Walk across campus and you’ll see Chancellor Emeritus Chester Alter’s footprints everywhere: from Evans Chapel to Centennial Halls and Towers (built on the far edge of campus so as not to block the view in the central campus core), from J-Mac to the Boettcher Center. The DU arboretum even bears his name.

Alter’s impact is far deeper than buildings, however. The University Lecture, Women’s Library Association, Foothills literary magazine and the Dean’s Honor Roll all began during his chancellorship. Under Alter, DU’s football legacy ended and hockey assumed dominance as the University’s flagship sport.

“He is one of the true giants,” says psychology Prof. Emeritus Bernard Spilka. “He wanted to put DU on the map, and he made the University a scholarly place. He supported research and scholarly publication, and so he brought in people with national reputations.

“Chester Alter opened DU’s door and brought the world in.”

More than half a century after he joined the University, DU’s 12th chancellor now lives quietly in a retirement community in Santa Fe.

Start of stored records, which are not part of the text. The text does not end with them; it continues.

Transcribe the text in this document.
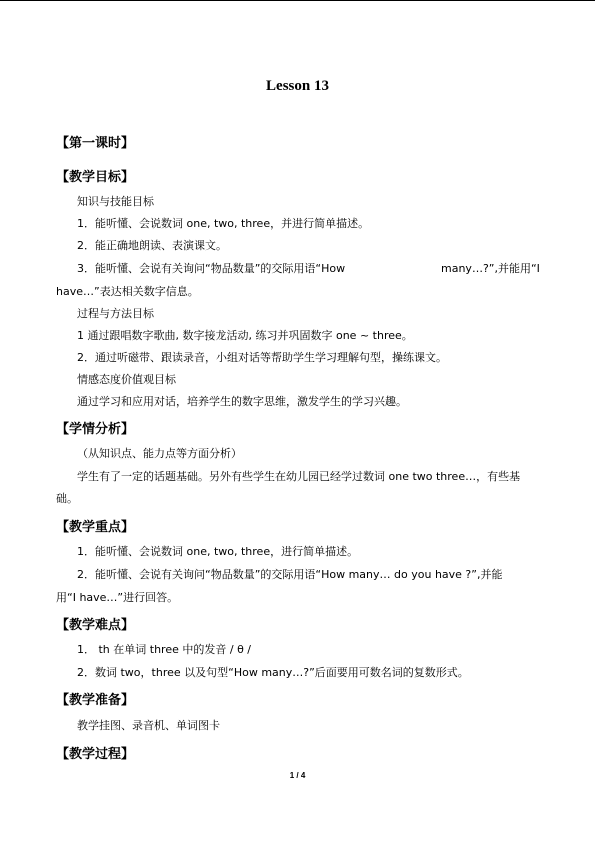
Lesson 13
【第一课时】
【教学目标】
知识与技能目标
1．能听懂、会说数词 one, two, three，并进行简单描述。
2．能正确地朗读、表演课文。
3．能听懂、会说有关询问“物品数量”的交际用语“How	many…?”,并能用“I
have…”表达相关数字信息。
过程与方法目标
1 通过跟唱数字歌曲, 数字接龙活动, 练习并巩固数字 one ~ three。
2．通过听磁带、跟读录音，小组对话等帮助学生学习理解句型，操练课文。
情感态度价值观目标
通过学习和应用对话，培养学生的数字思维，激发学生的学习兴趣。
【学情分析】
（从知识点、能力点等方面分析）
学生有了一定的话题基础。另外有些学生在幼儿园已经学过数词 one two three…，有些基
础。
【教学重点】
1．能听懂、会说数词 one, two, three，进行简单描述。
2．能听懂、会说有关询问“物品数量”的交际用语“How many… do you have ?”,并能
用“I have…”进行回答。
【教学难点】
1． th 在单词 three 中的发音 / θ /
2．数词 two，three 以及句型“How many…?”后面要用可数名词的复数形式。
【教学准备】
教学挂图、录音机、单词图卡
【教学过程】
1 / 4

The 98-year-old Alter moved there recently to be closer to his son, Dick, a retired psychologist. “Dick was getting too old to make the trip to Denver,” Alter says, a twinkle in his eye.

It’s clear that although he may have faded a bit, Alter certainly hasn’t dimmed. Nor have his accomplishments.

The man who transformed the University of Denver from a largely commuter school to a world-class center of higher education had a humble start. He was born on March 21, 1906, during a raging snowstorm on a farm near Rushville, Ind., 35 miles southeast of Indianapolis. By the time he was 17, Alter had followed in his father’s footsteps and become an educator, teaching in a one-room schoolhouse in Orange Township.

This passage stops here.